Mr. Trump needs a lesson in the laws of cause and effect. He said of his opponent, Hillary Clinton, that "Her bad instincts and her bad judgment -- something pointed out by Bernie Sanders -- are what caused the disasters unfolding today." He want on to recite a litany of disasters from the rise of ISIS to the civil war and refugee crisis in Syria. Did she "cause" these things? Now, I have long argued that her tenure at the State Department was undistinguished but the creation of ISIS and its meteoric rise to power was driven by events on the ground, not in Foggy Bottom, and Clinton lost her fight within the administration to adopt a more aggressive posture in Syria early, when there might still have been time to avert the chaos that ensued. Trump spent several long minutes discussing the controversy with her email server, which is certainly something Mrs. Clinton did cause, but only Trump and the few millions of people who watch Fox News every night would characterize that mistake as he did, as something that makes her unworthy of the presidency. 

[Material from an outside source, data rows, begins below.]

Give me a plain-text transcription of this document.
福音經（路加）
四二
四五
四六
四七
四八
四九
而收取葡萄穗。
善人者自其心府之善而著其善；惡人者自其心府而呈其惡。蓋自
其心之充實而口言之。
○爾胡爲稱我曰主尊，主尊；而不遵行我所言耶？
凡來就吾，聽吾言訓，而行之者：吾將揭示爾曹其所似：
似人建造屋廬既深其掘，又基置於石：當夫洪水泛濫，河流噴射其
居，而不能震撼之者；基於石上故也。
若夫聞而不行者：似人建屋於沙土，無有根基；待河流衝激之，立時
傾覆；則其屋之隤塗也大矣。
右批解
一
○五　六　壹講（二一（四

For all the fear-mongering, my favorite line of the speech had to do with veracity. He said:

I will present the facts plainly and honestly. We cannot afford to be so politically correct anymore.

So if you want to hear the corporate spin, the carefully-crafted lies, and the media myths the Democrats are holding their convention next week.

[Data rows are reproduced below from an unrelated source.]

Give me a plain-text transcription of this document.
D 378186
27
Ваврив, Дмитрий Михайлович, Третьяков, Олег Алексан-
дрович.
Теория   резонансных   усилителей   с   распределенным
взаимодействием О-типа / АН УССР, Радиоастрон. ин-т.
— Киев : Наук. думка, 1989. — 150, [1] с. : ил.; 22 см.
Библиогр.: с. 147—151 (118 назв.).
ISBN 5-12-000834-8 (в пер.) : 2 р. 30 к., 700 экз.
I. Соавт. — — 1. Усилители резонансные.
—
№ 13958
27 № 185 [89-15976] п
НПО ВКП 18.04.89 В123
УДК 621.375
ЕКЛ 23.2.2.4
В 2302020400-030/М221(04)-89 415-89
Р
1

But here, at our convention, there will be no lies. We will honor the American people with the truth, and nothing else.

The problem is, of course, that he went on to articulate a set of half-truths, facts taken out of context, and outright lies. As the Washington Post’s fact checkers stated this morning, Trump’s speech was a "compendium of doomsday stats that fall apart upon close scrutiny. Numbers are taken out of context, data is manipulated, and sometimes the facts are wrong." They picked out twenty-five of the biggest lies and distortions leading me to conclude that with so many whoppers, we should crown Trump "Burger King" and let somebody else move in to the White House.

I will note, in passing and without comment, the irony of a man with a great deal of experience out-sourcing jobs to other countries promising "I am not going to let companies move to other countries, firing their employees along the way, without consequences."

Pope Francis, who is the person I think of as most unlike Mr. Trump as any person can be, has warned us all about the dangers of ideology. I agree with him wholeheartedly: Ideology can make people so zealous for an abstract idea that they become indifferent to the human consequences that attend the pursuit or realization of the idea. We all value equality, and so we should, but zeal for equality can become a bulldozer, overturning other important, if incommensurate, human values. But, there is something worse than an ideologue and that is a demagogue. He can blossom on both the left and the right. He is expert at eliciting emotional responses from people, not winning them with ideas, and then manipulating those emotions to gain or increase his political power. His recognizes soon that the most useful emotions to motivate and control are fear and resentment, and he traffics in them freely. He may or may not be a narcissist; It doesn't hurt or complicate his goals to be one. Like an ideologue, the demagogue invariably possesses a totalitarian itch.

What we saw last night in Donald Trump was one of the purest performances by a demagogue in recent memory. The headline from this morning's paper is "Trump portrays a nation in peril." That is true, that is what he unintentionally did. The peril is not violence perpetrated by "illegal immigrants." The peril is Trump himself, and the willingness of millions of people to look upon him as the person, and the only person, who can fix what ails our country. 

[Michael Sean Winters is NCR Washington columnist and a visiting fellow at Catholic University's Institute for Policy Research and Catholic Studies.]